Un grupo de científicos de la Universidad de Granada (UGR) ha encabezado una investigación que demuestra que las cenas con un alto aporte de energía, grasa, colesterol, proteína, alcohol, carne roja y patatas fritas se vinculan con una peor calidad del sueño esa misma noche en adultos con obesidad. A su vez, este peor descanso se asocia con elecciones menos saludables en el desayuno del día siguiente en estas personas.
El estudio, difundido en la revista especializada “European Journal of Nutrition”, ha examinado cómo se conectan la alimentación y el sueño en la rutina diaria de este colectivo. Los resultados también muestran que las cenas con un mayor consumo de hidratos de carbono, pescado azul y aceite de oliva se relacionan con una mejor calidad de sueño posterior.
La investigación se ha desarrollado en el seno del grupo “PROFITH CTS-977”, perteneciente al Instituto Mixto Universitario Deporte y Salud (iMUDS) y dirigido por el catedrático Jonatan Ruiz Ruiz, en colaboración con el Centro de Investigación Biomédica en Red de Fisiopatología de la Obesidad y Nutrición (CIBEROBN), el ibs.Granada y los hospitales universitarios Clínico San Cecilio y Virgen de las Nieves de Granada.
“Analizar estas relaciones en condiciones de vida libre, fuera del laboratorio, permite acercarse mejor a la realidad cotidiana de las personas, donde intervienen múltiples factores simultáneamente”, han señalado el investigador de la UGR y primer firmante del trabajo, Juan José Martín Olmedo, y el también investigador y autor sénior, Lucas Jurado Fasoli.
Relación bidireccional entre dieta y descanso
Según ambos expertos, “este enfoque aporta una visión potencialmente más generalizable del vínculo existente entre dieta y sueño”. La investigación concluye que levantarse más tarde se asocia con una mayor ingesta energética en el desayuno, mientras que un sueño más fragmentado se relaciona con una tendencia a consumir más azúcares y menos fibra en esa primera comida del día, lo que confirma una relación bidireccional entre alimentación y calidad del descanso.

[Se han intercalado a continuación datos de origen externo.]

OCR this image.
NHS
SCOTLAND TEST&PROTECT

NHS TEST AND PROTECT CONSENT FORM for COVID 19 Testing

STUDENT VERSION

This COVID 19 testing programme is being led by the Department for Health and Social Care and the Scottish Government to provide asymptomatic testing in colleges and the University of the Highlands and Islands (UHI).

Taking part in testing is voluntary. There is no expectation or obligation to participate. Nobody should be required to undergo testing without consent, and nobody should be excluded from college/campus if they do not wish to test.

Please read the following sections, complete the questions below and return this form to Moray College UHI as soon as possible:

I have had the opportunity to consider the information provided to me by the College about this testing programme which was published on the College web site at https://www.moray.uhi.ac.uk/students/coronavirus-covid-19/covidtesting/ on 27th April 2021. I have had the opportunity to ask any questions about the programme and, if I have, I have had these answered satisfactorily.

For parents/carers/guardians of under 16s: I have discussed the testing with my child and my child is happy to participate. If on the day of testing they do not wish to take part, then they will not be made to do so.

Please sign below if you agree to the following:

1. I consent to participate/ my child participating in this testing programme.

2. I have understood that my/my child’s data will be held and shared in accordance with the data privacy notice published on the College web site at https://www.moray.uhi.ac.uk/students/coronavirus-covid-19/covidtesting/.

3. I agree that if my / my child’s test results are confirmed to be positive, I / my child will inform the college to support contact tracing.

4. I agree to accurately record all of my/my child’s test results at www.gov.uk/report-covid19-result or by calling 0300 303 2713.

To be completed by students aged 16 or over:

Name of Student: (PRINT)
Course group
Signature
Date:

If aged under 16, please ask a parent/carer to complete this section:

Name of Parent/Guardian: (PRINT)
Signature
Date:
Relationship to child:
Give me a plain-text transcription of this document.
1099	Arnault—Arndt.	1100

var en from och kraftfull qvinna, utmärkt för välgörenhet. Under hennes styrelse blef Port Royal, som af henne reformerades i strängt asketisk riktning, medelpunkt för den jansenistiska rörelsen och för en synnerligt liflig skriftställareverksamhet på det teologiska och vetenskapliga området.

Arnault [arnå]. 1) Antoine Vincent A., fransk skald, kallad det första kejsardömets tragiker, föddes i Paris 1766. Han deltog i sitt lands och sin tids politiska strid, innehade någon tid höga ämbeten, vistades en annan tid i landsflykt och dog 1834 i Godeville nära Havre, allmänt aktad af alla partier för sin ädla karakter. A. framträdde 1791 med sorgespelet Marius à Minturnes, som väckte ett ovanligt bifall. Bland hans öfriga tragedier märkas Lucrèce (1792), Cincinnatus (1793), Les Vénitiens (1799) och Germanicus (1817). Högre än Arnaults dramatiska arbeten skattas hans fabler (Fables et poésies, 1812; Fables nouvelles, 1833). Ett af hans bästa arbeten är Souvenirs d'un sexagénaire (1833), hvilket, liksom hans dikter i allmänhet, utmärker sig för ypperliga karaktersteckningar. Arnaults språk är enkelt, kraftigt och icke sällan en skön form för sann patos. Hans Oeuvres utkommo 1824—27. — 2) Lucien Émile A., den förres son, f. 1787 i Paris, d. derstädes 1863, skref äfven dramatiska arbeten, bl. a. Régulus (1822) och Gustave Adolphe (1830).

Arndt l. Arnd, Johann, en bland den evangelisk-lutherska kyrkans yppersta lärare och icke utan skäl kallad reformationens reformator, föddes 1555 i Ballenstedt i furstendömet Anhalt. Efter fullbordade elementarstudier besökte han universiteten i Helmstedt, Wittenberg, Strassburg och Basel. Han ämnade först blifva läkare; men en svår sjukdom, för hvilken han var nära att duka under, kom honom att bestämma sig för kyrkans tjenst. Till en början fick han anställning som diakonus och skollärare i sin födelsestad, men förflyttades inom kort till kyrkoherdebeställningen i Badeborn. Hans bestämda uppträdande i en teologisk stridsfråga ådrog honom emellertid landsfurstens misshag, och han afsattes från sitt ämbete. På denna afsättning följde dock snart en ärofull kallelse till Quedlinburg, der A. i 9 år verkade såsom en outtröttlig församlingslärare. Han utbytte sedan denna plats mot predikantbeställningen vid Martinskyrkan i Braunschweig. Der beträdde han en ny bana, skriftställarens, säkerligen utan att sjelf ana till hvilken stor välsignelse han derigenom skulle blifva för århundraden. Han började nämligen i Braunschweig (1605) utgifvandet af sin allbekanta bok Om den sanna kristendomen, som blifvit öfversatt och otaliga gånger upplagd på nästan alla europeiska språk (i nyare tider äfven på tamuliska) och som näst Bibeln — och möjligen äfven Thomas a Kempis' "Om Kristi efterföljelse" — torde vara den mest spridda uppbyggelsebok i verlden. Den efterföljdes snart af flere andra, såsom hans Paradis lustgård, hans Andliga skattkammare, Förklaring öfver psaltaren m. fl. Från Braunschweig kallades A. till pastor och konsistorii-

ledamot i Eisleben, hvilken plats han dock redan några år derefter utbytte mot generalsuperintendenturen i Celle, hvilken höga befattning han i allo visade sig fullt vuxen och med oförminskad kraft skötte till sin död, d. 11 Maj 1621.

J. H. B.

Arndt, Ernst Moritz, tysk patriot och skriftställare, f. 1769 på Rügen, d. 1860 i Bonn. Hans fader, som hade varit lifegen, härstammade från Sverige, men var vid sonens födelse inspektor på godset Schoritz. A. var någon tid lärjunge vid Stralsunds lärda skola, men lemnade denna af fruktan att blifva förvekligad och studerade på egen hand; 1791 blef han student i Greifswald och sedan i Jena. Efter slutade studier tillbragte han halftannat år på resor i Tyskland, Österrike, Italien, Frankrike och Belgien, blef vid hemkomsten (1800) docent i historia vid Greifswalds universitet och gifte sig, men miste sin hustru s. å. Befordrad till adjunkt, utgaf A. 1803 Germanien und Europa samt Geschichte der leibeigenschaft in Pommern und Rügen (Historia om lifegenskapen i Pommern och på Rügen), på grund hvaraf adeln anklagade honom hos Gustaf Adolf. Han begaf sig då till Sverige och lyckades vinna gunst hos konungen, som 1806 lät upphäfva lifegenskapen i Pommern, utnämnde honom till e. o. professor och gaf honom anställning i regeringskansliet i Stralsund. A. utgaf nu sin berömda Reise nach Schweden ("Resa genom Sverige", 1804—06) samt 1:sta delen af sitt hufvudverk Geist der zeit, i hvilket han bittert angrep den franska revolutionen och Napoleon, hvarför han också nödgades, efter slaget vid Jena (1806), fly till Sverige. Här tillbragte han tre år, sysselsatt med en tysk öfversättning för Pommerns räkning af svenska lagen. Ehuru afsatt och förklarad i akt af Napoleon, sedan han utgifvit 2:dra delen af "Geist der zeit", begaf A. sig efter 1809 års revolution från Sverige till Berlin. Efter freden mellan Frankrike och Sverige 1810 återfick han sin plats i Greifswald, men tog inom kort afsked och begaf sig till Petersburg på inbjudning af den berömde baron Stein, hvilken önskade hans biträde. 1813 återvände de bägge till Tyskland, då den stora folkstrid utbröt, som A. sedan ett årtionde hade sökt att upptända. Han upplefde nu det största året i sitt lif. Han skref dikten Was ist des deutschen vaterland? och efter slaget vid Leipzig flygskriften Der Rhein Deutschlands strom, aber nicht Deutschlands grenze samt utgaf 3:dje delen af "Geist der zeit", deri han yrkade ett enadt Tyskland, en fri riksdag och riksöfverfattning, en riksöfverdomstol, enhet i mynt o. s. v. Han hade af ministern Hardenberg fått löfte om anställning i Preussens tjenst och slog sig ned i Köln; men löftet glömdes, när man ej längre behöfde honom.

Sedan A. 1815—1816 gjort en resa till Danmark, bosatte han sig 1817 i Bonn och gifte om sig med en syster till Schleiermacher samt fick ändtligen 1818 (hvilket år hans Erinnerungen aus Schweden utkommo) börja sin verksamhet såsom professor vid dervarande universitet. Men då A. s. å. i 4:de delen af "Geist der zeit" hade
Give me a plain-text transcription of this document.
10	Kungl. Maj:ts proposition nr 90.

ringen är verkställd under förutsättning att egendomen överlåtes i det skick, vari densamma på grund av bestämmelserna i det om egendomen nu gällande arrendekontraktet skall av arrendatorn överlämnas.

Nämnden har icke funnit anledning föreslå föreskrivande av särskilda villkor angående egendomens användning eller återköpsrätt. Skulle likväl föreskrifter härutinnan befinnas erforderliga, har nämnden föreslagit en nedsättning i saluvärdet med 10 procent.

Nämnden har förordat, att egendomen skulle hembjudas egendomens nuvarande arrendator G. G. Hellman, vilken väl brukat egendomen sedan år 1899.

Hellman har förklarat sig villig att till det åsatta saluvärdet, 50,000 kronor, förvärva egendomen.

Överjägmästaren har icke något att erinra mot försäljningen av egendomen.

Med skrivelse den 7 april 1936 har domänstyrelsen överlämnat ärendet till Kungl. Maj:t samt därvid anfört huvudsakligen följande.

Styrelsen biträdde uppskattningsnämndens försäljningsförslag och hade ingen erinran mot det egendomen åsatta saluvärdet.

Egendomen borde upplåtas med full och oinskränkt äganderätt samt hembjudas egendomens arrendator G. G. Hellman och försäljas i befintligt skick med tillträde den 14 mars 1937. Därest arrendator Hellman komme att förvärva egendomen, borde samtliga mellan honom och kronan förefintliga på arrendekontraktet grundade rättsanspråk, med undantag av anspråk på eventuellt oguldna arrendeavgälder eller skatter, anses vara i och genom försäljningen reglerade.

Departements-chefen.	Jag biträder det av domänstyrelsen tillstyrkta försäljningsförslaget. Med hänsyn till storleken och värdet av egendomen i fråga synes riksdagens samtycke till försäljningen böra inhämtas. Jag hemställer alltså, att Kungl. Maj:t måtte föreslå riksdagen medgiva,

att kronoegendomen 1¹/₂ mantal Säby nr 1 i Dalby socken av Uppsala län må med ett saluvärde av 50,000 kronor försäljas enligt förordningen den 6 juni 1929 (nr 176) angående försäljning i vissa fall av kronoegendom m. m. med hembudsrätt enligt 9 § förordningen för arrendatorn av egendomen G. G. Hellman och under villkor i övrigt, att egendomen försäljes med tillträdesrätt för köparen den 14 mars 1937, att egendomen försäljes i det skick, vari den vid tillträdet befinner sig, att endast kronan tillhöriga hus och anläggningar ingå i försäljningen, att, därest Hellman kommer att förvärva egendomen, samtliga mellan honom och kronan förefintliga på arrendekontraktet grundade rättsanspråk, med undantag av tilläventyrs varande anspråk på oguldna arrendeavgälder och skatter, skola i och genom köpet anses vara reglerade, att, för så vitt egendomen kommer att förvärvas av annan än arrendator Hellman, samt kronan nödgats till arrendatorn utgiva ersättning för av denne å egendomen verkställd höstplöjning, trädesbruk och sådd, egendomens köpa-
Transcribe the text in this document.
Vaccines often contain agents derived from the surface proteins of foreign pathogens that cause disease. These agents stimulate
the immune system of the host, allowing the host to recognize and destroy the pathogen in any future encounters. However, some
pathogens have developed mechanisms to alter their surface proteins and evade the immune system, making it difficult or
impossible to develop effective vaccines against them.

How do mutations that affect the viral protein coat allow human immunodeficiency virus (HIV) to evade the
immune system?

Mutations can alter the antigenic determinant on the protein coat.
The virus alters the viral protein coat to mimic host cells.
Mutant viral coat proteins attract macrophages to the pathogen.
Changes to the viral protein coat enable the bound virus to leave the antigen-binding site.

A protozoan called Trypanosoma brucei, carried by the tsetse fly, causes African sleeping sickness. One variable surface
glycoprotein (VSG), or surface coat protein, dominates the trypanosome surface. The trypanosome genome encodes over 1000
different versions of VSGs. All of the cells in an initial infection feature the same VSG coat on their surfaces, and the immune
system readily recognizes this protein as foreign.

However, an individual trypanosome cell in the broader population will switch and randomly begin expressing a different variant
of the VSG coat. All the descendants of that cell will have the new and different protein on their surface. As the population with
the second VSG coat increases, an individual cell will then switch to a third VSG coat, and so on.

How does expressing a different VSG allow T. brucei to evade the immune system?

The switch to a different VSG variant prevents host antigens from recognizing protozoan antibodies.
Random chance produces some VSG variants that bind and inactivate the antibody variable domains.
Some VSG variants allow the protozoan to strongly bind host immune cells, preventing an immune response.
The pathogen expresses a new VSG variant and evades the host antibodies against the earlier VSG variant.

Para obtener estos datos y medir el sueño de forma objetiva, los participantes llevaron durante 14 días consecutivos un monitor de sueño (acelerómetro), periodo en el que también se registró detalladamente su ingesta de alimentos, con especial atención a la cena y al desayuno. De este modo, los autores señalan que los hallazgos podrían servir de base para diseñar futuras estrategias frente a la obesidad que integren no solo la composición de la dieta, sino también la calidad del sueño y la organización de los horarios de descanso y comidas.